Maybe people who seek romance online should expect this kind of thing, but it was our first date and he’s talking about pussies?

Instead of reacting, I pretended not to understand while I determined that it was probably best to abandon my steak and leave.

“Whaahdjyoo theengk?” He moved even closer, and I could feel his breath—hot and clammy and smelling of whisky. Seeing John’s alcohol-infused eyes, I could no longer deny what I’d been thinking for the past half hour: The guy was a creep—an opportunistic, smarmy, lying, short, hard to understand, prick. I could practice gratitude about a lot of things, but John was not one of them. Practicing gratitude is relative anyway. Sure, I was grateful he wasn’t raping me, but that had more to do with the fact we were in public in America than anything else. If this were Venezuela, I probably would have been raped by now and left for dead.

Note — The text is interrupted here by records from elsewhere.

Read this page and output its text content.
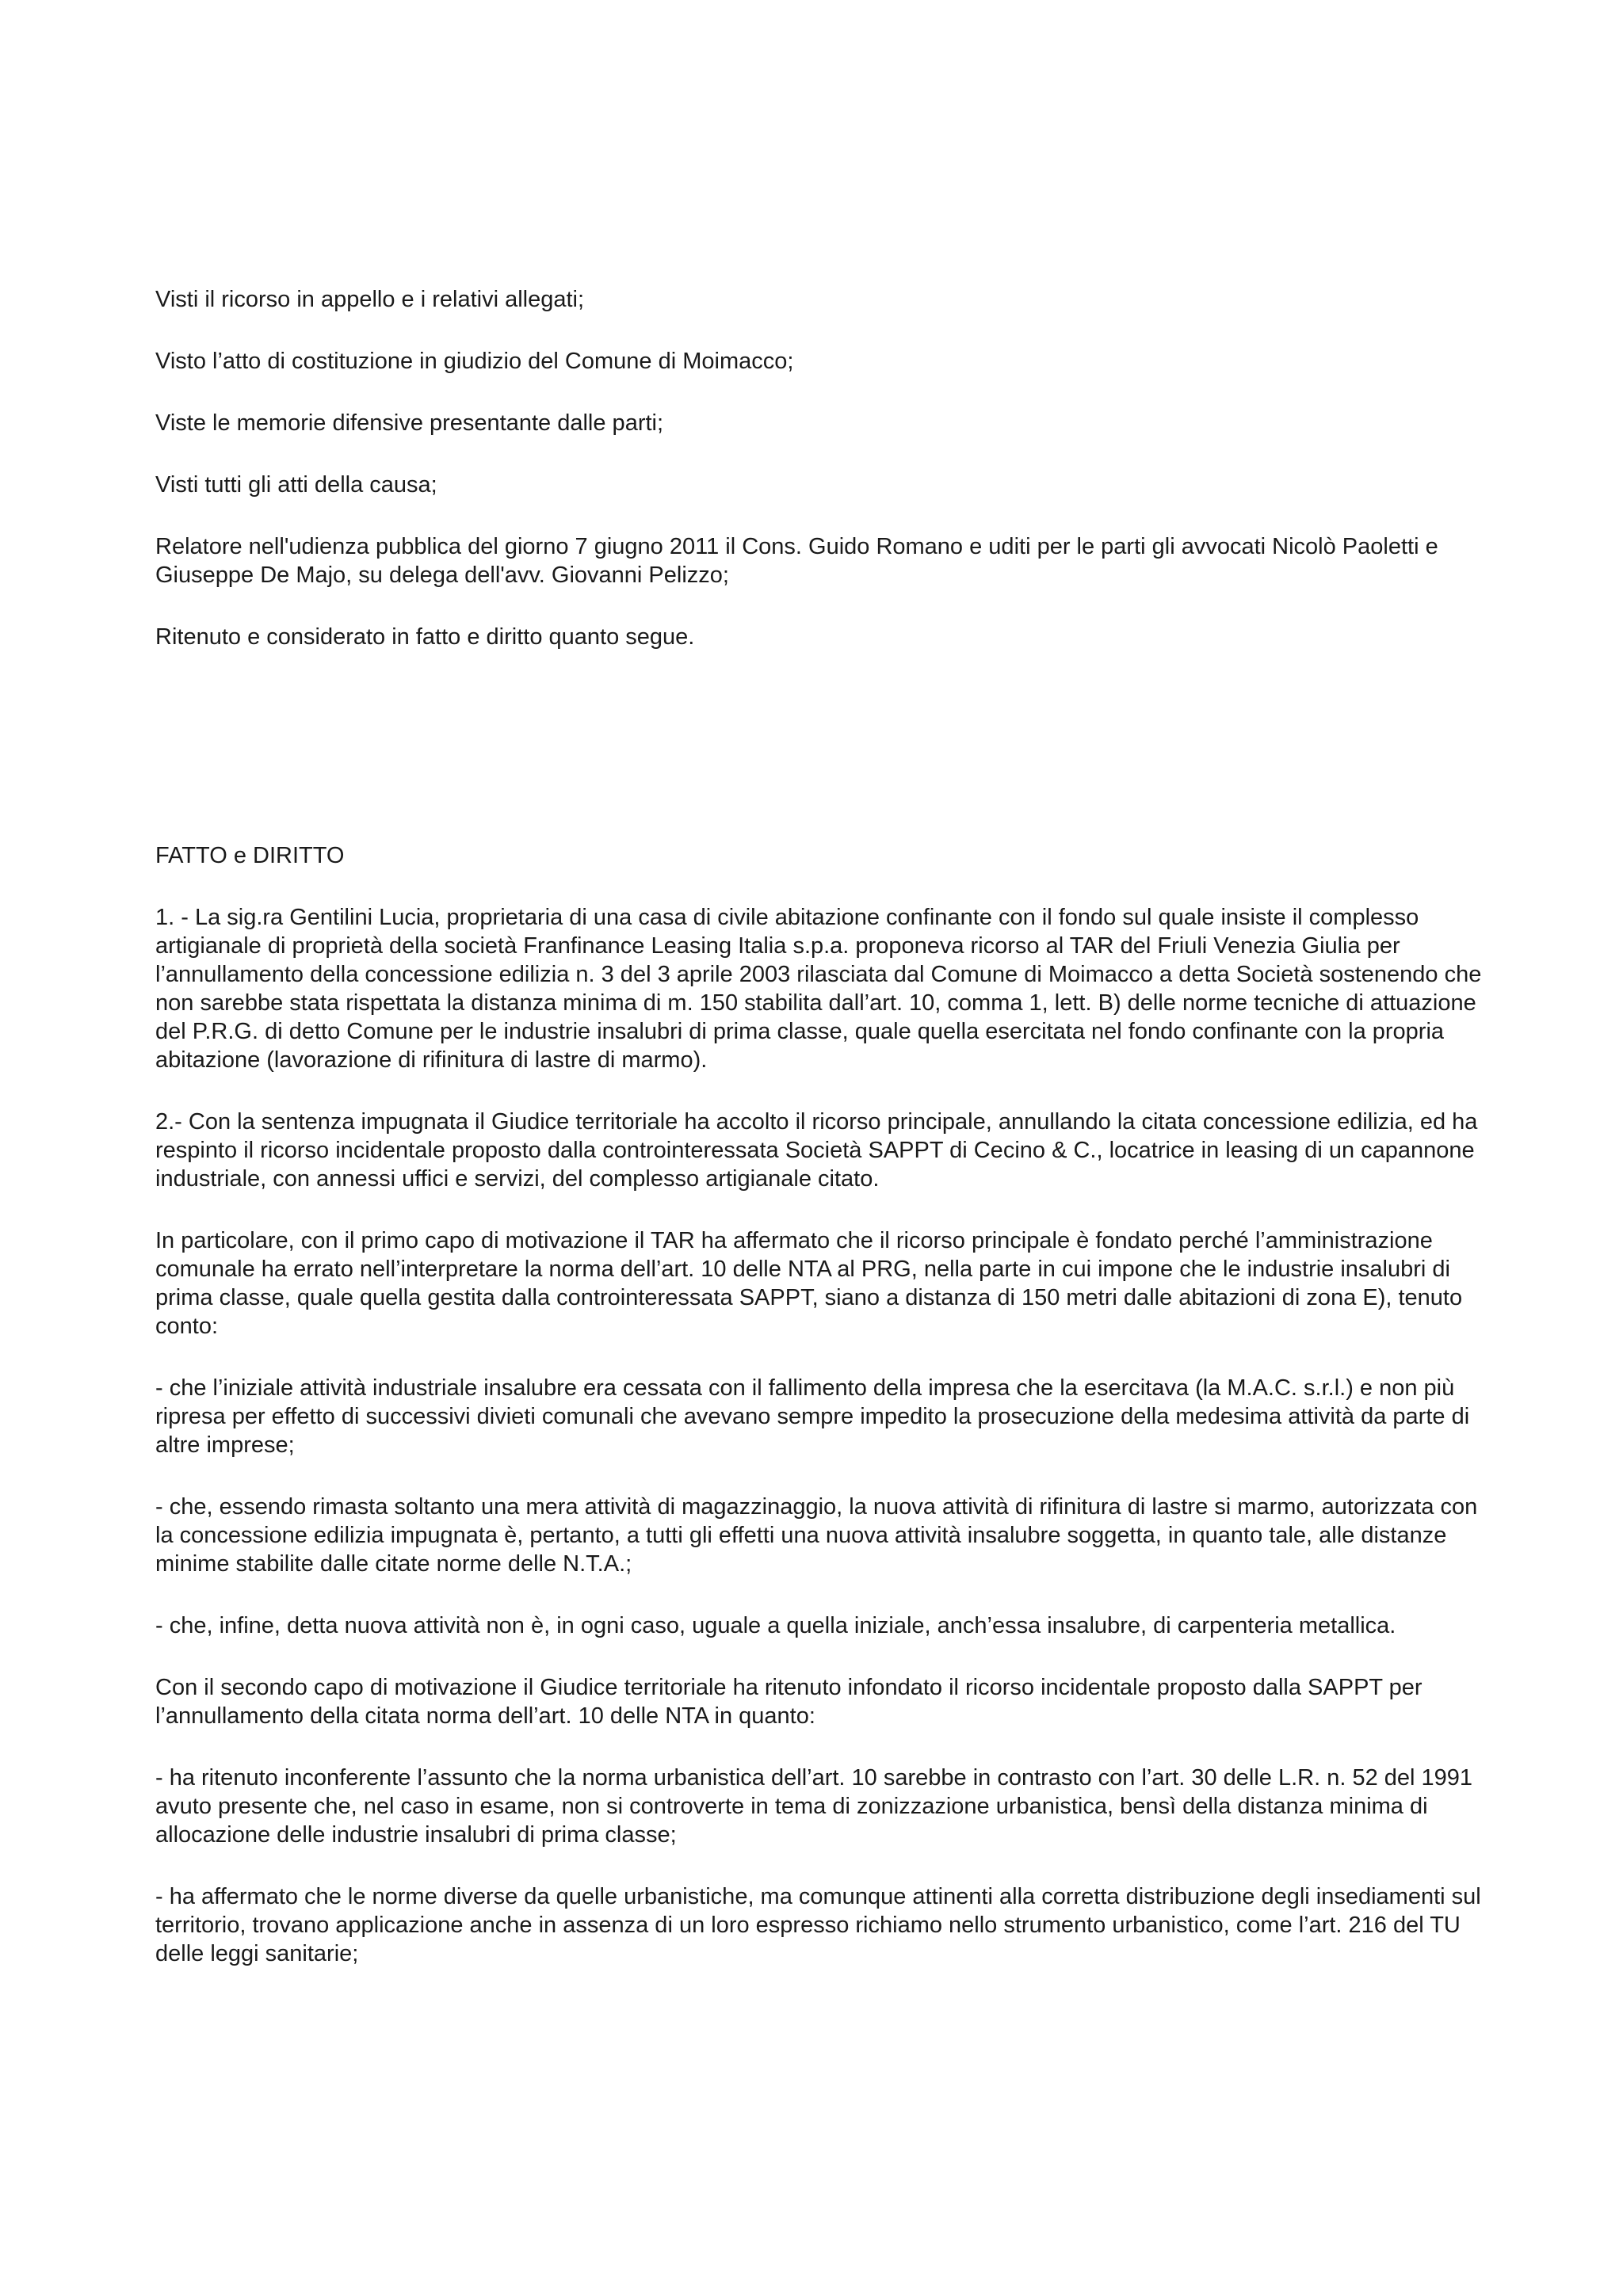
Visti il ricorso in appello e i relativi allegati;

Visto l’atto di costituzione in giudizio del Comune di Moimacco;

Viste le memorie difensive presentante dalle parti;

Visti tutti gli atti della causa;

Relatore nell'udienza pubblica del giorno 7 giugno 2011 il Cons. Guido Romano e uditi per le parti gli avvocati Nicolò Paoletti e Giuseppe De Majo, su delega dell'avv. Giovanni Pelizzo;

Ritenuto e considerato in fatto e diritto quanto segue.

FATTO e DIRITTO

1. - La sig.ra Gentilini Lucia, proprietaria di una casa di civile abitazione confinante con il fondo sul quale insiste il complesso artigianale di proprietà della società Franfinance Leasing Italia s.p.a. proponeva ricorso al TAR del Friuli Venezia Giulia per l’annullamento della concessione edilizia n. 3 del 3 aprile 2003 rilasciata dal Comune di Moimacco a detta Società sostenendo che non sarebbe stata rispettata la distanza minima di m. 150 stabilita dall’art. 10, comma 1, lett. B) delle norme tecniche di attuazione del P.R.G. di detto Comune per le industrie insalubri di prima classe, quale quella esercitata nel fondo confinante con la propria abitazione (lavorazione di rifinitura di lastre di marmo).

2.- Con la sentenza impugnata il Giudice territoriale ha accolto il ricorso principale, annullando la citata concessione edilizia, ed ha respinto il ricorso incidentale proposto dalla controinteressata Società SAPPT di Cecino & C., locatrice in leasing di un capannone industriale, con annessi uffici e servizi, del complesso artigianale citato.

In particolare, con il primo capo di motivazione il TAR ha affermato che il ricorso principale è fondato perché l’amministrazione comunale ha errato nell’interpretare la norma dell’art. 10 delle NTA al PRG, nella parte in cui impone che le industrie insalubri di prima classe, quale quella gestita dalla controinteressata SAPPT, siano a distanza di 150 metri dalle abitazioni di zona E), tenuto conto:

- che l’iniziale attività industriale insalubre era cessata con il fallimento della impresa che la esercitava (la M.A.C. s.r.l.) e non più ripresa per effetto di successivi divieti comunali che avevano sempre impedito la prosecuzione della medesima attività da parte di altre imprese;

- che, essendo rimasta soltanto una mera attività di magazzinaggio, la nuova attività di rifinitura di lastre si marmo, autorizzata con la concessione edilizia impugnata è, pertanto, a tutti gli effetti una nuova attività insalubre soggetta, in quanto tale, alle distanze minime stabilite dalle citate norme delle N.T.A.;

- che, infine, detta nuova attività non è, in ogni caso, uguale a quella iniziale, anch’essa insalubre, di carpenteria metallica.

Con il secondo capo di motivazione il Giudice territoriale ha ritenuto infondato il ricorso incidentale proposto dalla SAPPT per l’annullamento della citata norma dell’art. 10 delle NTA in quanto:

- ha ritenuto inconferente l’assunto che la norma urbanistica dell’art. 10 sarebbe in contrasto con l’art. 30 delle L.R. n. 52 del 1991 avuto presente che, nel caso in esame, non si controverte in tema di zonizzazione urbanistica, bensì della distanza minima di allocazione delle industrie insalubri di prima classe;

- ha affermato che le norme diverse da quelle urbanistiche, ma comunque attinenti alla corretta distribuzione degli insediamenti sul territorio, trovano applicazione anche in assenza di un loro espresso richiamo nello strumento urbanistico, come l’art. 216 del TU delle leggi sanitarie;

I opened my mouth to respond, only to close it upon seeing our waiter who was finally heading our way with what had to be our meals. Profuse with apology, he gently placed the plates in front of us—the perfectly prepared steaks, the artistically displayed frites with the decorative seasonings, and a mélange of al dente, locally-sourced sustainable vegetables. Clearly, I was not so distressed that I was unable to appreciate the mouth-watering aspects of Boa’s gustatory presentation.
This
much I truly could be grateful for.

“Will there be anything else?” asked the waiter.

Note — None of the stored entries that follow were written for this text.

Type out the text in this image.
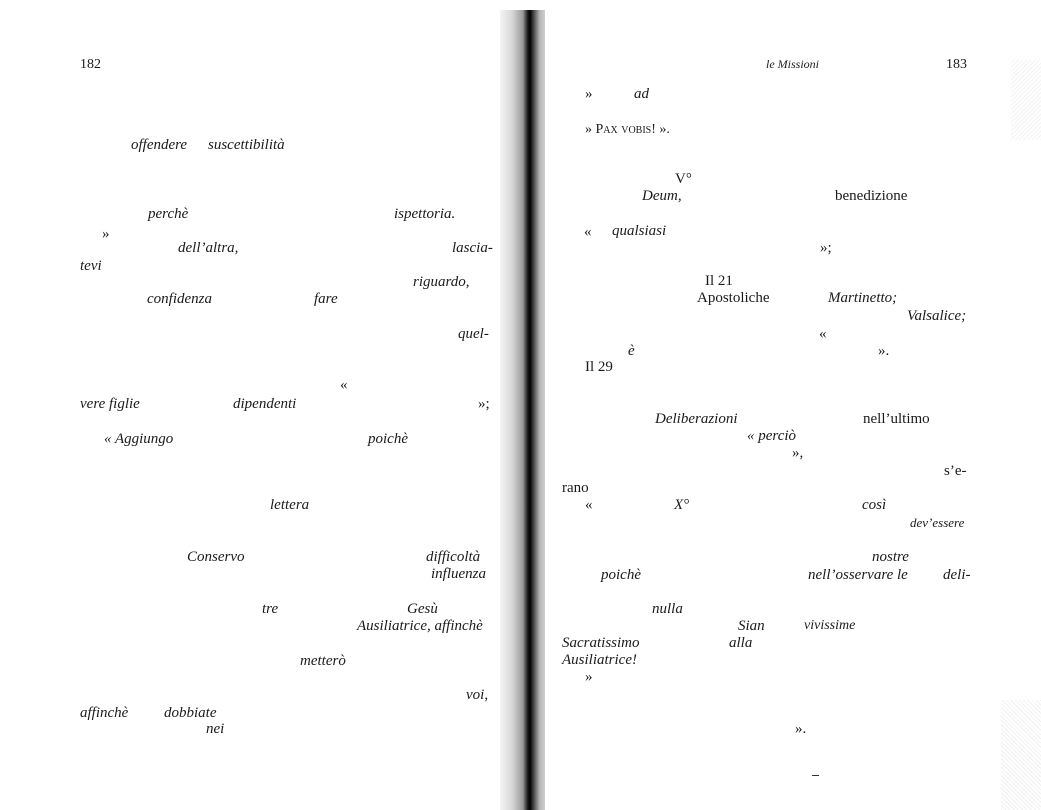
182
offendere suscettibilità
perchè	ispettoria.
»
dell’altra,	lascia-
tevi
riguardo,
confidenza	fare
quel-
«
vere figlie	dipendenti	»;
« Aggiungo	poichè
lettera
Conservo	difficoltà
influenza
tre	Gesù
Ausiliatrice, affinchè
metterò
voi,
affinchè dobbiate
nei
le Missioni	183
»	ad
» Pax vobis! ».
V°
Deum,	benedizione
« qualsiasi
»;
Il 21
Apostoliche	Martinetto;
Valsalice;
«
è	».
Il 29
Deliberazioni	nell’ultimo
« perciò
»,
s’e-
rano
«	X°	così
dev’essere
nostre
poichè	nell’osservare le deli-
nulla
Sian	vivissime
Sacratissimo	alla
Ausiliatrice!
»
».
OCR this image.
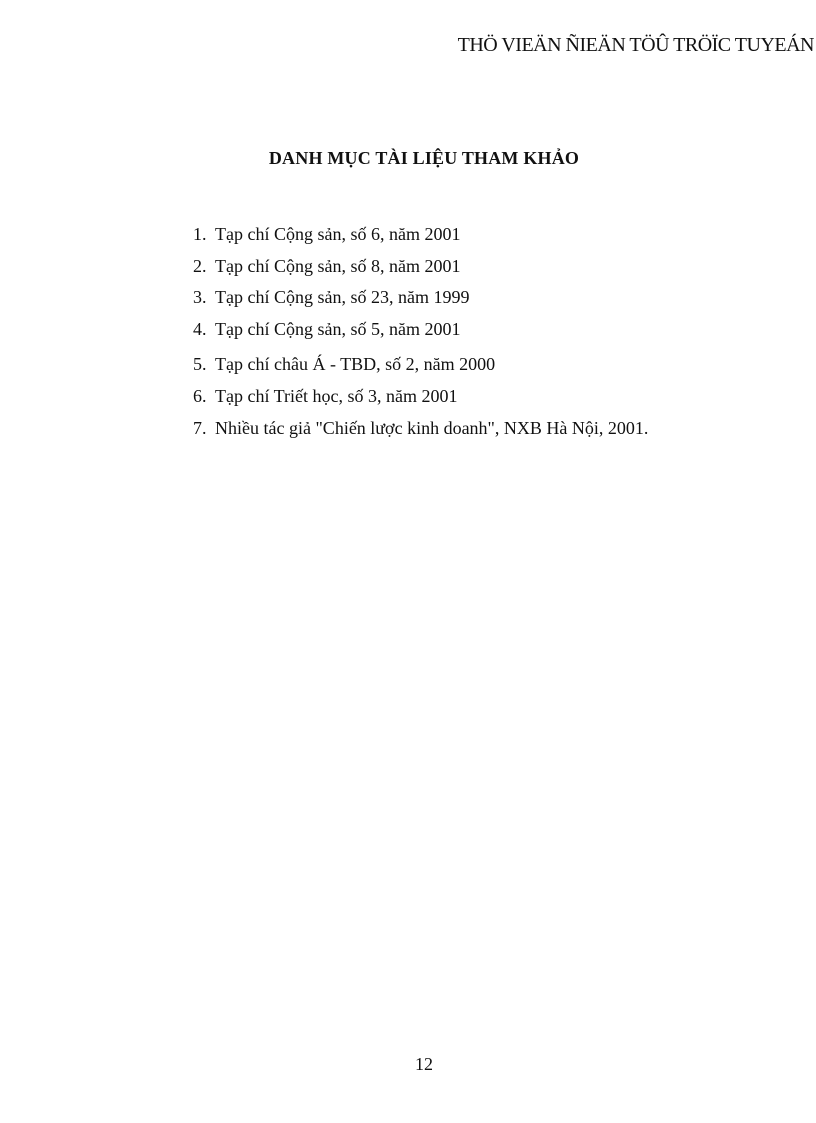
THÖ VIEÄN ÑIEÄN TÖÛ TRÖÏC TUYEÁN
DANH MỤC TÀI LIỆU THAM KHẢO
1. Tạp chí Cộng sản, số 6, năm 2001
2. Tạp chí Cộng sản, số 8, năm 2001
3. Tạp chí Cộng sản, số 23, năm 1999
4. Tạp chí Cộng sản, số 5, năm 2001
5. Tạp chí châu Á - TBD, số 2, năm 2000
6. Tạp chí Triết học, số 3, năm 2001
7. Nhiều tác giả "Chiến lược kinh doanh", NXB Hà Nội, 2001.
12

“Yes. I’ll have this to-go. Please.”

The waiter blinked and glanced at my inebriated date. Surmising there would be little resistance, he picked up my plate and did a quick pivot away from the table.

Collecting my purse, I stood and quelled the disgust I felt. “Thank you, Jo-Jo. But next time you ask a woman out, I think you should let her know what she’s getting into. It would save you both a lot of time.”

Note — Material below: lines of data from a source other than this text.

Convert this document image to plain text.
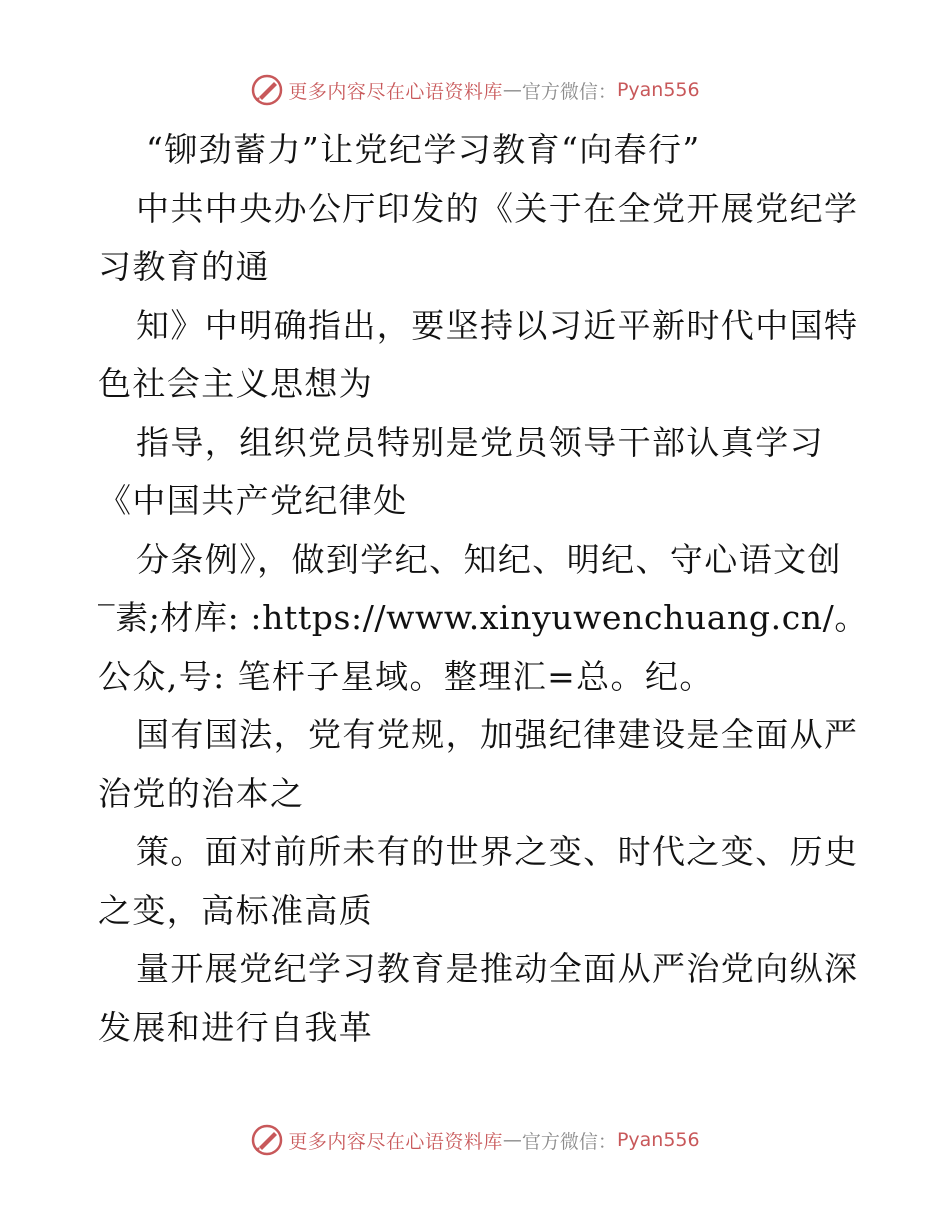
更多内容尽在心语资料库 — 官方微信： Pyan556
“铆劲蓄力”让党纪学习教育“向春行”
中共中央办公厅印发的《关于在全党开展党纪学
习教育的通
知》中明确指出，要坚持以习近平新时代中国特
色社会主义思想为
指导，组织党员特别是党员领导干部认真学习
《中国共产党纪律处
分条例》，做到学纪、知纪、明纪、守心语文创
‾素;材库: :https://www.xinyuwenchuang.cn/。
公众,号: 笔杆子星域。整理汇=总。纪。
国有国法，党有党规，加强纪律建设是全面从严
治党的治本之
策。面对前所未有的世界之变、时代之变、历史
之变，高标准高质
量开展党纪学习教育是推动全面从严治党向纵深
发展和进行自我革
更多内容尽在心语资料库 — 官方微信： Pyan556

He shrugged like he’d been through this before; perhaps he even expected it.

Ordinarily, I might feel guilty about sticking a guy with the check, but no such feelings arose. He’d lied, he’d been rude, he’d gotten drunk, and he’d made an obviously unwanted pass. My conscience was clear.

The Muffs were right: Saturday nights are not the best for first dates. But, despite this setback, I was not going to give up. I’d chalk it up to “experience” and press on, starting with that webinar on online dating success I signed up for.

Walking past the bar, in pursuit of the waiter with my steak, my eyes drifted across the faces—young hotties of both sexes, middle-aged tourists, and old farts with twenty-something babes fawning over them. They all looked so happy. Was there any real love on display, or was everyone just playing the game? Suddenly I felt very old going home alone—
again
. Well, at least I had my steak, and for that I was grateful.

My gaze continued to drift over all the happy people and then—there was
that guy
again. How the hell did I know him? He didn’t just remind me of the guy I’d seen at Firefly, he
was
the guy I’d seen at Firefly. He was also the guy sitting in the main dining room earlier. And like before, he was facing away from the direction most everyone else was facing. Was he trying to avoid being seen? If so, by whom?
Could it be me?

“Enjoy,” said the waiter, handing me my meal, all wrapped up in a shiny black bag.

I thanked him, glancing back at the table where John was still seated. He was leering at the poor hippie girl at the next table who stood just in time to avoid having him fall on her.
Wow
. Some people really don’t get it. But again, the human mind can rationalize almost anything.

I continued toward the front door and once more looked around for the man I recognized at the bar earlier, but it appeared he’d left. And as I exited the restaurant and walked to my car, I hoped the entire evening would turn out to be one big bad dream.